Those who believe that being the “husband of one wife” (i.e. married) is not a requirement often insist that what is being discussed is the personality and character of the individual, not the life circumstances in which the person finds himself. Thus, these writers argue that the text is simply saying that the proposed candidate for the eldership should have a character that he or she would remain faithful to one spouse. If the candidate’s character appears to be one of fidelity, whether or not the proposed elder actually is married to one wife is of no consequence. This interpretation of the “husband of one wife” is flawed for a number of reasons.
First, we must understand that life circumstances do dictate whether or not a person is eligible to be an elder or bishop. One of the qualifications for an elder is that he is not “a novice” (1 Timothy 3:1), or new Christian.
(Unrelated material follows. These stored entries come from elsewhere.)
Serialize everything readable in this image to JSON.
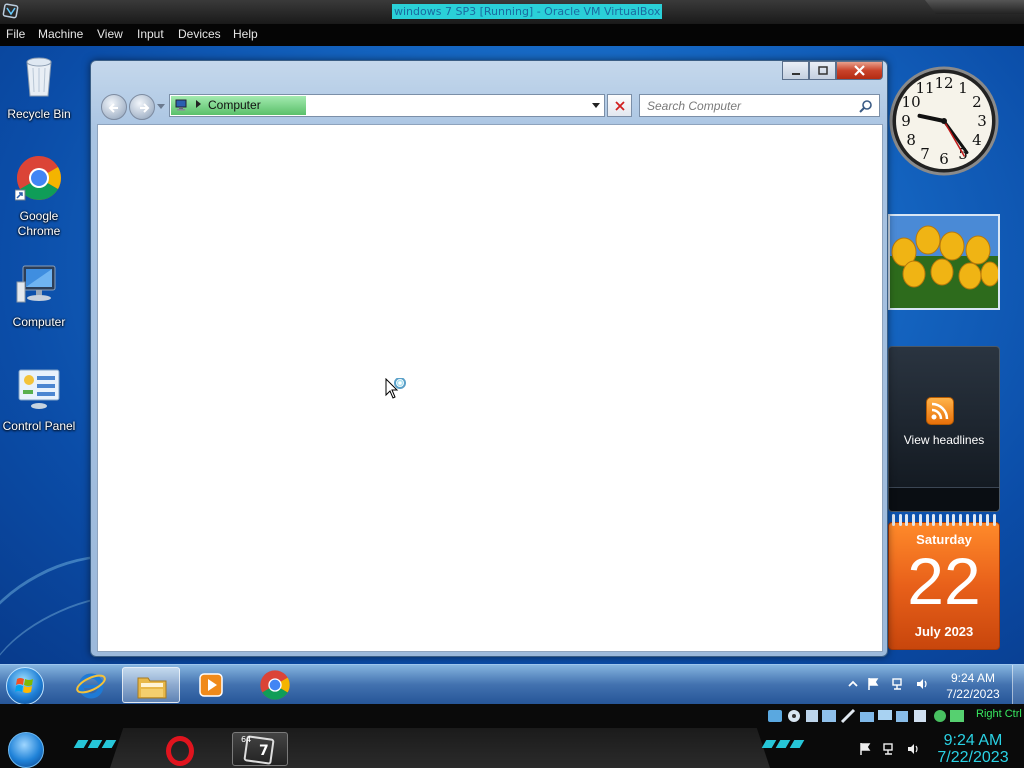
{
  "host": {
    "title": "windows 7 SP3 [Running] - Oracle VM VirtualBox",
    "menu": [
      "File",
      "Machine",
      "View",
      "Input",
      "Devices",
      "Help"
    ],
    "status_label": "Right Ctrl",
    "clock": {
      "time": "9:24 AM",
      "date": "7/22/2023"
    },
    "vbox_badge": "64",
    "vbox_badge_num": "7"
  },
  "desktop": {
    "icons": [
      {
        "label": "Recycle Bin",
        "icon": "recycle-bin-icon"
      },
      {
        "label": "Google Chrome",
        "icon": "chrome-icon"
      },
      {
        "label": "Computer",
        "icon": "computer-icon"
      },
      {
        "label": "Control Panel",
        "icon": "control-panel-icon"
      }
    ]
  },
  "explorer": {
    "address": "Computer",
    "address_progress": 0.31,
    "search_placeholder": "Search Computer"
  },
  "gadgets": {
    "clock": {
      "hour": 9,
      "minute": 24,
      "second": 25
    },
    "feed_label": "View headlines",
    "calendar": {
      "weekday": "Saturday",
      "day": "22",
      "month": "July 2023"
    }
  },
  "taskbar": {
    "clock": {
      "time": "9:24 AM",
      "date": "7/22/2023"
    },
    "pinned": [
      "internet-explorer-icon",
      "windows-explorer-icon",
      "media-player-icon",
      "chrome-icon"
    ],
    "active_index": 1
  },
  "colors": {
    "accent_taskbar": "#2f6fb8",
    "close_red": "#c9432a",
    "calendar_orange": "#e8601a",
    "host_clock_cyan": "#2ad2e4",
    "right_ctrl_green": "#38e860"
  }
}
Is it the case that a new Christian might be a very spiritual person? Certainly. Could it be that a new Christian may have an evangelistic attitude, have a close relationship to the Lord, and be walking in the light? Absolutely. Is there anything about the character of a “novice” that inherently excludes him from the eldership? No, there is nothing about his character that would keep him from being an elder. The only thing that keeps such a person from being appointed to the eldership is the fact that he is a recent convert. His life circumstance is such that he is not qualified to be an elder. He is not less valuable to the church. Neither is a novice less spiritual, less evangelistic, or of a lesser moral character than one who is qualified to be an elder. The only reason he is not qualified to be an elder is that God has stated that new converts are not to be appointed to the eldership.
Furthermore, the idea that Paul would not include a requirement to be an elder that would exclude himself carries no weight for a number of reasons. First, Paul interacted with various elders during his ministry (Acts 20:17, Philippians 1:1). He and Timothy wrote to the elders and deacons of the Philippian church (Philippians 1:1). And he instructed both Timothy and Titus (1 Timothy 3:1-7; Titus 1:5-9) in the way to appoint bishops/elders/pastors. Yet throughout the text, Paul never refers to himself as one who is in the “office” of bishop/pastor/elder. This realization is telling, in light of the fact that we know Paul was not married (1 Corinthians 7:6-9). On the other hand, we see the apostle Peter speaking to the elders of the church, and stating that he was a “fellow elder” (1 Peter 5:1). Since we know that Peter was married and had a mother-in-law (Mark 1:30), this would fit perfectly with the idea that the “husband of one wife” qualification for elders was mandatory. As J.W. McGarvey so clearly stated:
It has been urged as an objection to this conclusion, that it would disqualify Paul himself, and Barnabas and Timothy for the office of Elder although they held offices or positions of much greater responsibility. But this objection can have no force, unless it be made to appear that these brethren were qualified for the Elder’s office, or that the qualifications of an Apostle or an Evangelist include those of an Elder. Neither of the two, however, can be made to appear, and therefore the objection has no force whatever. Indeed, it seems most fitting that men whose chief work led them from city to city and nation to nation, through all kinds of danger and hardship, should be freed from the care of a family, and equally fitting that the shepherd, whose work was always at home and in the midst of the families of his flock, should be a man of family. A married man certainly possesses advantages for such work that are impossible to an unmarried man, and the experience of the world must confirm the wisdom requirement that the overseer shall be the husband of one wife (1950, p. 57).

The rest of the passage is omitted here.